Some agencies have used the grant funding to buy pallet jacks outfitted with electronic scales, saving valuable time at pickups and deliveries. Others have used the funding to simply buy extra shelving to accommodate more food.

“A lot of times, the money isn’t funding the most exciting things but for some of our agencies, getting new shelves or pallet jacks really is pretty exciting,” Simmons said. “With the funding, it gives us all some focus on how we can do more, it gives us space to dream more about what we want to do.”  

‘Very Vital’ Increased Access 

To build and ensure sustainable capacity in local communities, Walmart Foundation has funded more than 200 vehicles to help with local food rescue efforts, invested in critical research to identify opportunities to capture more surplus food and provided millions of dollars in grants to build infrastructure to more equitably serve neighbors in need. This funding also supports our continued efforts to connect neighbors to important resources like the Supplemental Nutrition Assistance Program (SNAP) through member food banks.

Investments in new infrastructure have enabled coordinated pickups and deliveries which result in stocked shelves at places like the Broken Wings pantry in Farmerville, Louisiana, a partner agency of Food Bank of Northeast Louisiana 

A woman stands in front of a truck with pallets of canned goods.

Pantry director Liz Delcambre said the donations are “very vital” to Union Parish, where an estimated 20 percent of people live in poverty. 

“The folks around here, sometimes they don’t have enough money to get food.

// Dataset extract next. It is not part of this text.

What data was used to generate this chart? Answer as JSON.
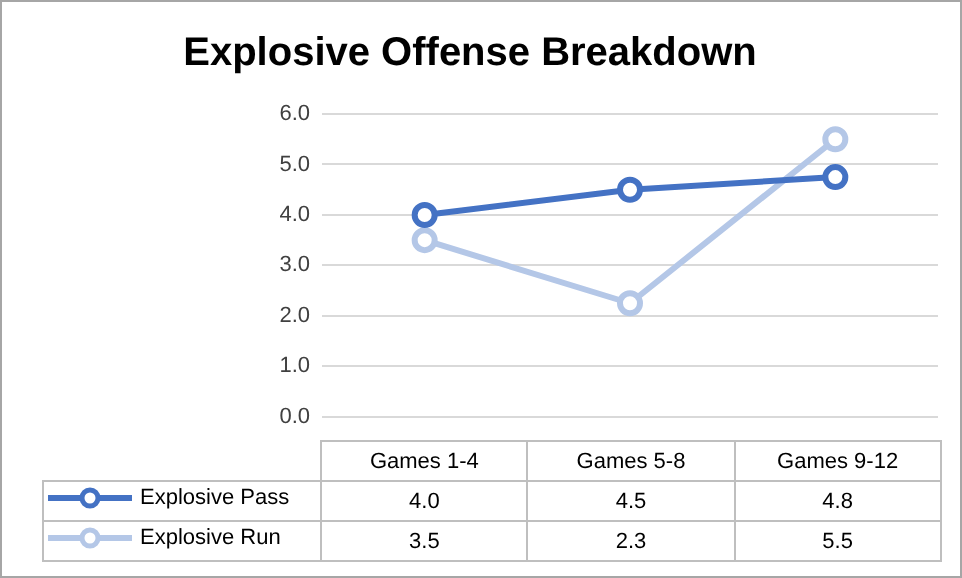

One flat tire, one child gets sick, it’s a burden, a setback,” she said. 

In addition to the organization’s monthly drive-through food pantry, Broken Wings has added twice-weekly “walk-in market” pickups thanks to robust food donations from the nearby Walmart store. 

Now, Delcambre said up to 100 families come through the pantry on each market day, grabbing fresh produce, bread and frozen meat from the shelves.  

“When I came here 15 years ago, there were no other food pantries here in Union Parish. A couple churches had little cupboards and things like that, but since we have started to partner with the Food Bank of Northeast Louisiana, it’s been very vital for the Parish,” she said.

Looking Ahead

We want to recognize how far we’ve come in the movement to end hunger while also acknowledging all the work that remains. With Walmart, Sam’s Club and the Walmart Foundation’s support, we’ve tested and expanded solutions at food banks and pantries that help get fresh food to our neighbors in need. Our success is all thanks to the feedback we receive from the people we serve and from our partners.

On the horizon are continued innovations, program expansions and community partnerships, all of it geared toward reaching more people, strengthening communities and creating lasting impact in the movement to end hunger.